Coming together as a family to build on this creates a bond between family members. Your family’s sense of unity and purpose strengthens when every member knows that everyone is truly committed to each other’s success and growth.

Some questions to ask each other in creating your family’s vision are:

  1. What character qualities do we want to instill in our children?
  2. What are some practical applications and activities we can do as a family to help cultivate the vision?
  3. How do we plan on communicating the vision to our children?
  4. What are rules we can set up to guide the family vision?

As a family, when you’ve taken the time to open the conversation on your shared vision, mission and values you’ve brought yourself closer to making decision in consensus.  There are great advantages when you can come together as a family with consensus.  It builds unity, maintains unity and requites unity.  It also creates listeners and collaborators.

When you come together as a family aiming for consensus in your decision making, you achieve all the key attributes to good decision making in a family:

  • No surprises
  • Sincerely care
  • Mutual commitment
  • Good conduct

This leads to family unity and harmony within the family. Does your family have a compelling vision that encourages family unity and ensures long-term wealth creation?

Other questions to ask as you think about your long-term vision and what your legacy will be are:

  • What is your wish for the future?
  • What is your wish for the family?
  • What is your wish for the business?
  • How do you want to be remembered?
  • Will your legacy be one of closeness or distance?
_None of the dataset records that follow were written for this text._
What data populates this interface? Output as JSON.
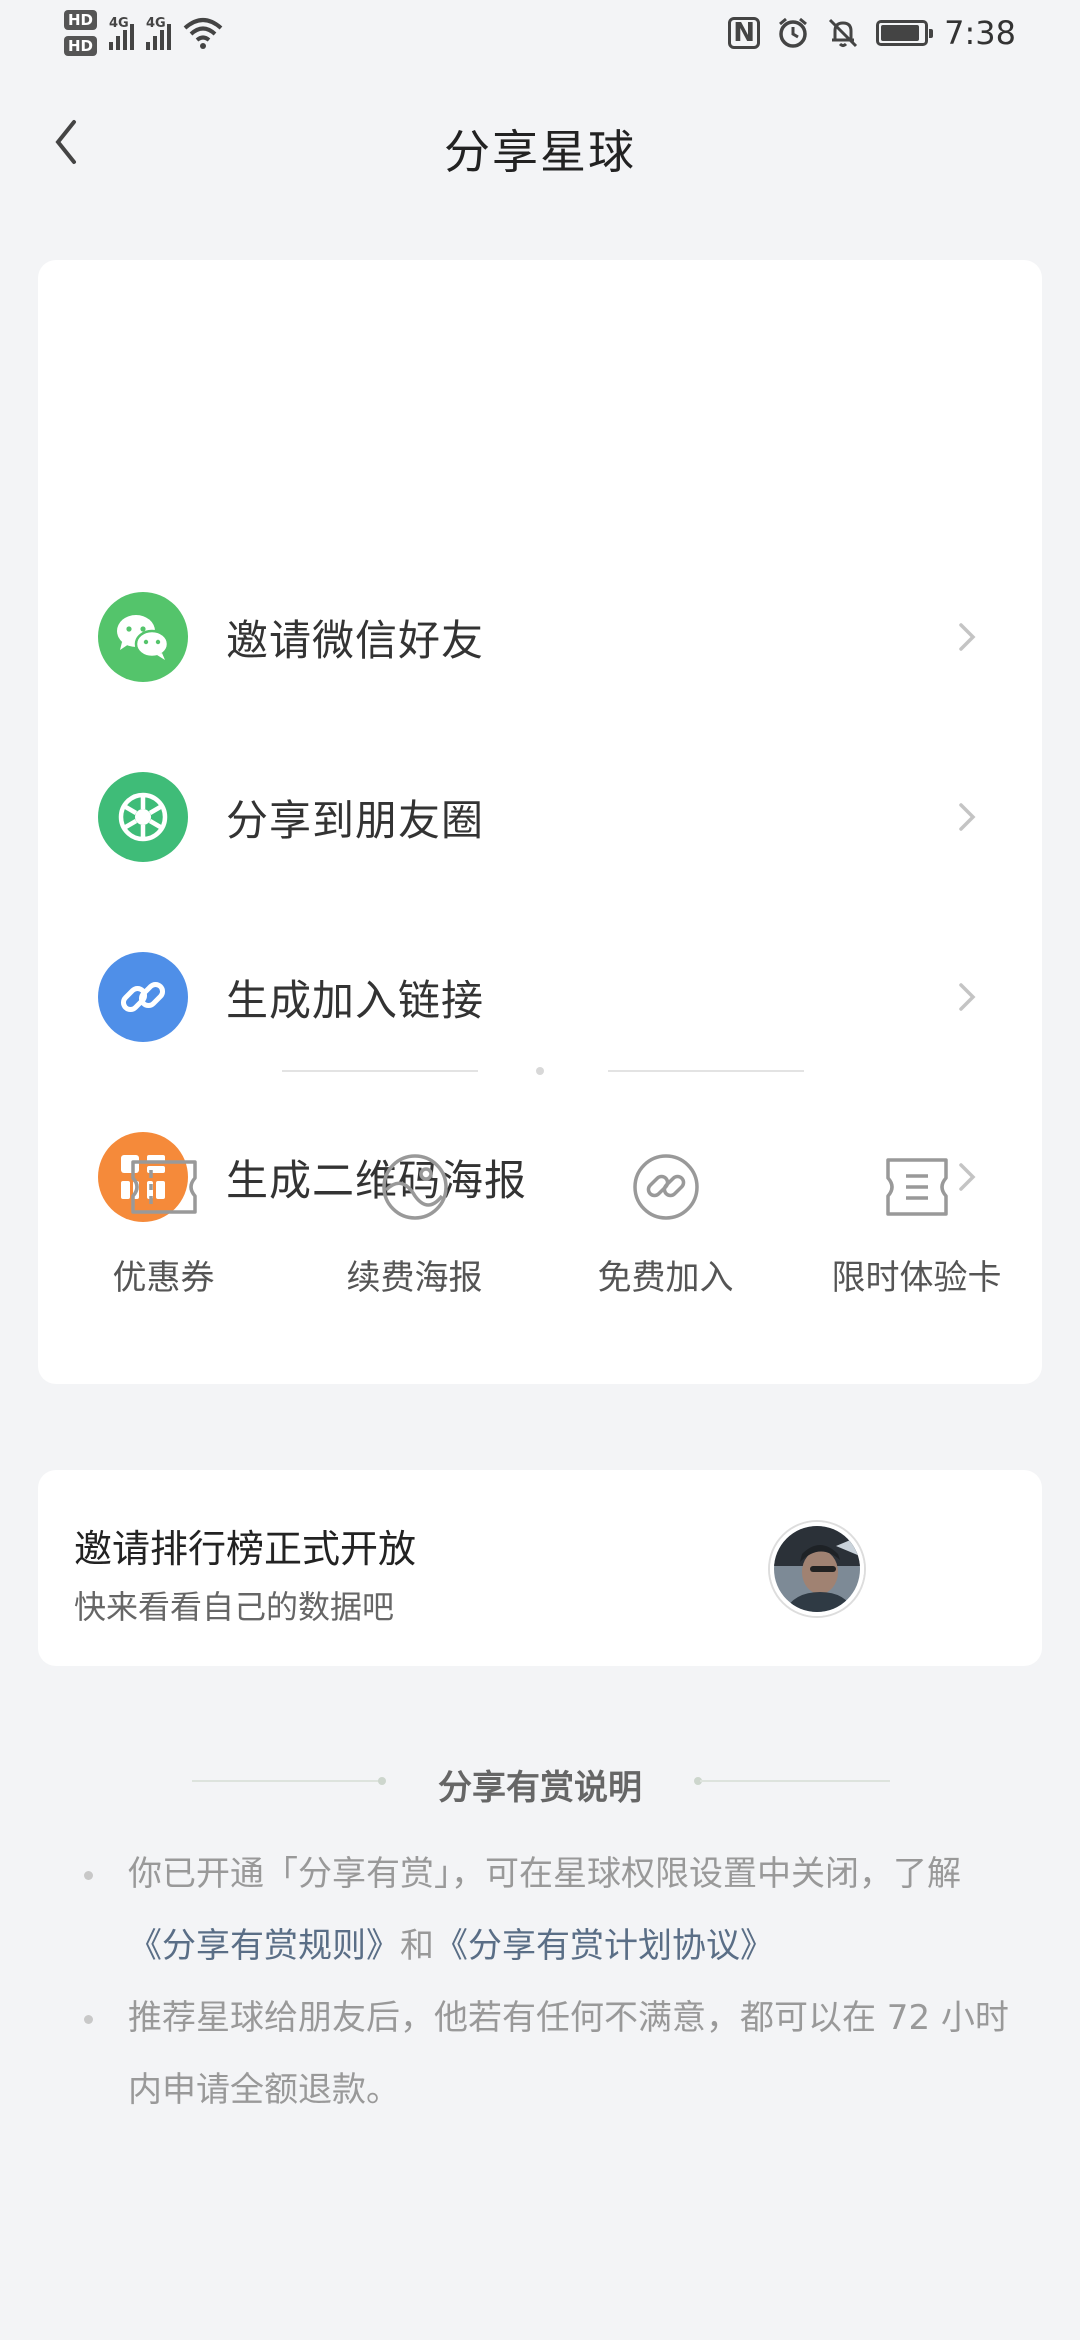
{
  "status_bar": {
    "hd1": "HD",
    "hd2": "HD",
    "net1": "4G",
    "net2": "4G",
    "time": "7:38",
    "battery_level": 0.9,
    "icons": [
      "wifi-icon",
      "nfc-icon",
      "alarm-icon",
      "mute-icon",
      "battery-icon"
    ]
  },
  "nav": {
    "title": "分享星球",
    "back_icon": "chevron-left-icon"
  },
  "share_options": [
    {
      "label": "邀请微信好友",
      "icon": "wechat-icon",
      "color": "#54c46b"
    },
    {
      "label": "分享到朋友圈",
      "icon": "moments-icon",
      "color": "#3fbc78"
    },
    {
      "label": "生成加入链接",
      "icon": "link-icon",
      "color": "#4f8fe8"
    },
    {
      "label": "生成二维码海报",
      "icon": "qrcode-icon",
      "color": "#f58a3a"
    }
  ],
  "tools": [
    {
      "label": "优惠券",
      "icon": "coupon-icon"
    },
    {
      "label": "续费海报",
      "icon": "renew-poster-icon"
    },
    {
      "label": "免费加入",
      "icon": "free-join-icon"
    },
    {
      "label": "限时体验卡",
      "icon": "trial-card-icon"
    }
  ],
  "ranking": {
    "title": "邀请排行榜正式开放",
    "subtitle": "快来看看自己的数据吧"
  },
  "rules": {
    "title": "分享有赏说明",
    "item1_text": "你已开通「分享有赏」，可在星球权限设置中关闭，了解",
    "item1_link1": "《分享有赏规则》",
    "item1_and": "和",
    "item1_link2": "《分享有赏计划协议》",
    "item2_text": "推荐星球给朋友后，他若有任何不满意，都可以在 72 小时内申请全额退款。"
  },
  "colors": {
    "background": "#f3f4f6",
    "card": "#ffffff",
    "link": "#5a6e86"
  }
}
“Your legacy is not what you leave others… It’s what you give, create and contribute today while you’re here that then happens to live on.” (R. Oganiura)
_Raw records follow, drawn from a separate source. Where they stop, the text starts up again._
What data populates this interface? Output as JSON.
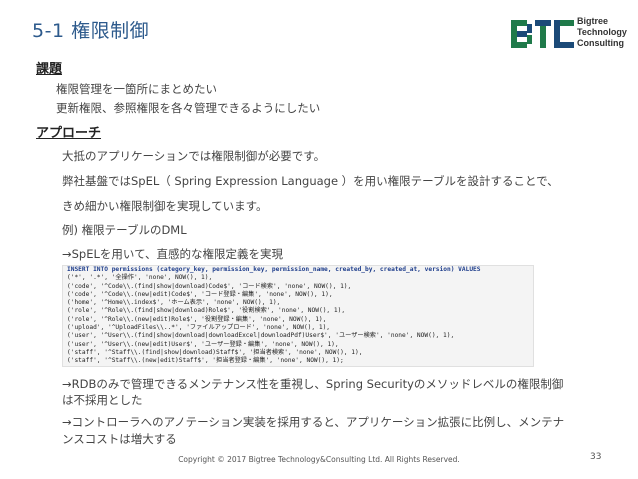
{
  "slide": {
    "title": "5-1 権限制御",
    "page_number": "33",
    "copyright": "Copyright © 2017 Bigtree Technology&Consulting Ltd. All Rights Reserved."
  },
  "logo": {
    "lines": [
      "Bigtree",
      "Technology",
      "Consulting"
    ]
  },
  "sections": {
    "issue_heading": "課題",
    "issue_lines": [
      "権限管理を一箇所にまとめたい",
      "更新権限、参照権限を各々管理できるようにしたい"
    ],
    "approach_heading": "アプローチ",
    "approach_lines": [
      "大抵のアプリケーションでは権限制御が必要です。",
      "弊社基盤ではSpEL（ Spring Expression Language ）を用い権限テーブルを設計することで、",
      "きめ細かい権限制御を実現しています。",
      "例) 権限テーブルのDML",
      "→SpELを用いて、直感的な権限定義を実現"
    ],
    "notes": [
      "→RDBのみで管理できるメンテナンス性を重視し、Spring Securityのメソッドレベルの権限制御",
      "は不採用とした",
      "→コントローラへのアノテーション実装を採用すると、アプリケーション拡張に比例し、メンテナ",
      "ンスコストは増大する"
    ]
  },
  "code": [
    "INSERT INTO permissions (category_key, permission_key, permission_name, created_by, created_at, version) VALUES",
    "('*', '.*', '全操作', 'none', NOW(), 1),",
    "('code', '^Code\\\\.(find|show|download)Code$', 'コード検索', 'none', NOW(), 1),",
    "('code', '^Code\\\\.(new|edit)Code$', 'コード登録・編集', 'none', NOW(), 1),",
    "('home', '^Home\\\\.index$', 'ホーム表示', 'none', NOW(), 1),",
    "('role', '^Role\\\\.(find|show|download)Role$', '役割検索', 'none', NOW(), 1),",
    "('role', '^Role\\\\.(new|edit)Role$', '役割登録・編集', 'none', NOW(), 1),",
    "('upload', '^UploadFiles\\\\..*', 'ファイルアップロード', 'none', NOW(), 1),",
    "('user', '^User\\\\.(find|show|download|downloadExcel|downloadPdf)User$', 'ユーザー検索', 'none', NOW(), 1),",
    "('user', '^User\\\\.(new|edit)User$', 'ユーザー登録・編集', 'none', NOW(), 1),",
    "('staff', '^Staff\\\\.(find|show|download)Staff$', '担当者検索', 'none', NOW(), 1),",
    "('staff', '^Staff\\\\.(new|edit)Staff$', '担当者登録・編集', 'none', NOW(), 1);"
  ],
  "colors": {
    "title": "#2d5a8c",
    "logo_green": "#1f7a4a",
    "logo_dark": "#1b4a78"
  }
}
Keep these 10 points in mind if you want to avoid harming your legacy:

  1. Never ask for input when making decisions that impact your family
  2. Refuse to discuss the reason for the decisions you make
  3. Create competition for your favour between your children
  4. Label family members and encourage other family members to use those labels
  5. Only validate people who remind you of yourself
  6. Decide who you trust based on who agrees with you
  7. Don’t let others find meaning in things you don’t find interesting
  8. Refuse to lead, but make sure everyone knows you are in charge
  9. Don’t talk about personal relationships, feelings and definitely not failures
  10. Ignore your family’s interests while you are alive, but plan on radically impacting their lives after you are dead.

Take the opposite into account when creating your family vision, mission and values.

It may seem a tedious task and the journey may open up family dynamic and seem more an effort then you are prepared to endure.  I encourage you to stick to the process and the end result will last for generations.

Decision Tree Question: Have you shared this vision with the family (vision, mission, values)?